Modeling Assumptions

  • Returns are annual real (after-inflation) total returns compiled from standard academic datasets (1926-2024).
  • Asset classes beyond US Stocks and US Bonds use simplified approximations based on the primary series.
  • Beginning-of-period withdrawal convention: spending is taken at the start of each year, then the portfolio grows by that year's return.
  • Monte Carlo draws random years with replacement (bootstrap), which preserves the empirical return distribution but not serial correlation.
  • When tax-aware mode is off, taxes, fees, and transaction costs are not modeled. Flat tax-aware mode applies simplified federal rates to traditional and taxable withdrawals.

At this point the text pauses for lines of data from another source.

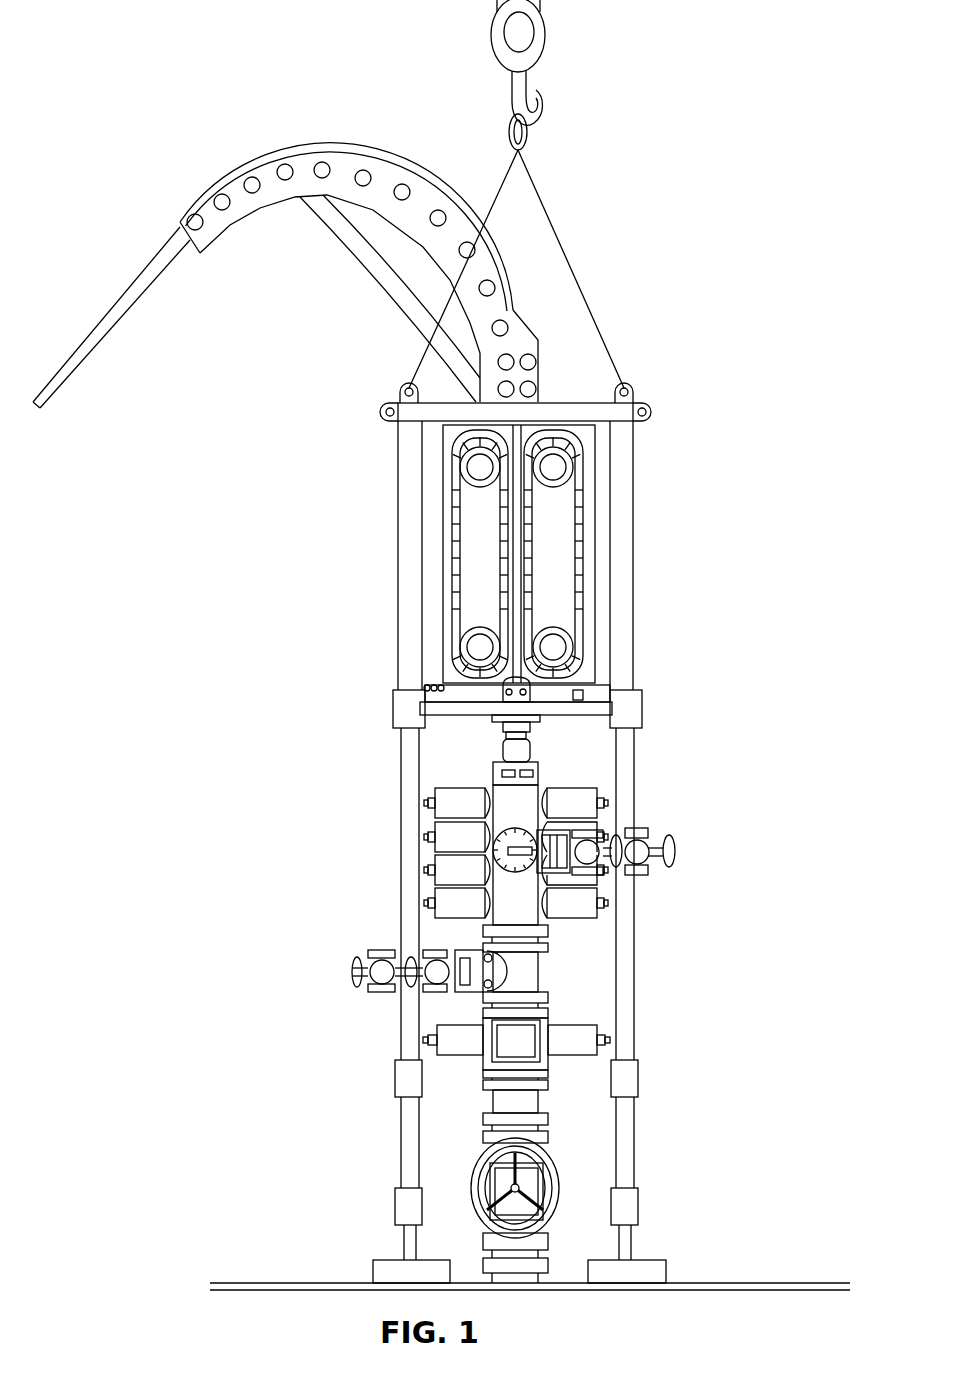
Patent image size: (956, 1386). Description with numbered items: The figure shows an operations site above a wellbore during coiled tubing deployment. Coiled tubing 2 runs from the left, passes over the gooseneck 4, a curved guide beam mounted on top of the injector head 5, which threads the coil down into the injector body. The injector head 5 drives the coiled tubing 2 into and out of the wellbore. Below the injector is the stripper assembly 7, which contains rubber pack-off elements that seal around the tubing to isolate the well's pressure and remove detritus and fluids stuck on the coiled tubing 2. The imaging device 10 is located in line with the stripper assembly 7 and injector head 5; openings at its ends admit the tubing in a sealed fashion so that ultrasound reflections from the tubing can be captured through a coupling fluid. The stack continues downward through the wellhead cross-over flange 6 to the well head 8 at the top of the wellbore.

The coiled tubing 2 is at (111, 317).
The gooseneck 4 is at (333, 258).
The injector head 5 is at (441, 511).
The imaging device 10 is at (535, 687).
The stripper assembly 7 is at (569, 737).
The wellhead cross-over flange 6 is at (496, 1101).
The well head 8 is at (565, 1178).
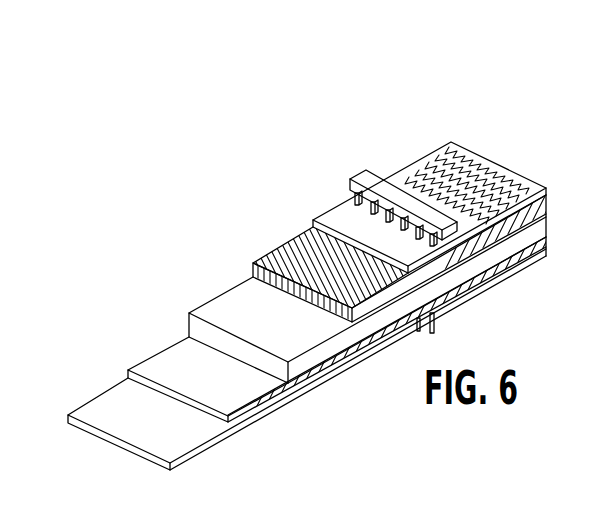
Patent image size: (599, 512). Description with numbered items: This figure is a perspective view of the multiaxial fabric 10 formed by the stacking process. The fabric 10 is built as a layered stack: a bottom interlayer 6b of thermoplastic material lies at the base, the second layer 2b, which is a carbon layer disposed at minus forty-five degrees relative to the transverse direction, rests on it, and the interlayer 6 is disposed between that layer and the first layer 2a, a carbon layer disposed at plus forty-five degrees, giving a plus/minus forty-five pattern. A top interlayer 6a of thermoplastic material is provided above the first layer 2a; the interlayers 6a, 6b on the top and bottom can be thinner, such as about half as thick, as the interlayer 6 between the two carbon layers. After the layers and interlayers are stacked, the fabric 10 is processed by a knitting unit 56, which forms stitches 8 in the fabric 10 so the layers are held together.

Progressive tax-aware mode uses 2026 federal brackets, taxable Social Security, LTCG, NIIT, AMT, and optional IRMAA estimates; it is still not a full household tax return.
  • Annual flow rows are median summaries across cohorts or simulation paths. They are useful for interpreting the typical path, but they should not be read as one exact household ledger unless the run has a single underlying path.
  • The result panel makes these assumptions explicit at the top of the output so you can see the modeling shortcuts before evaluating the charts and tables.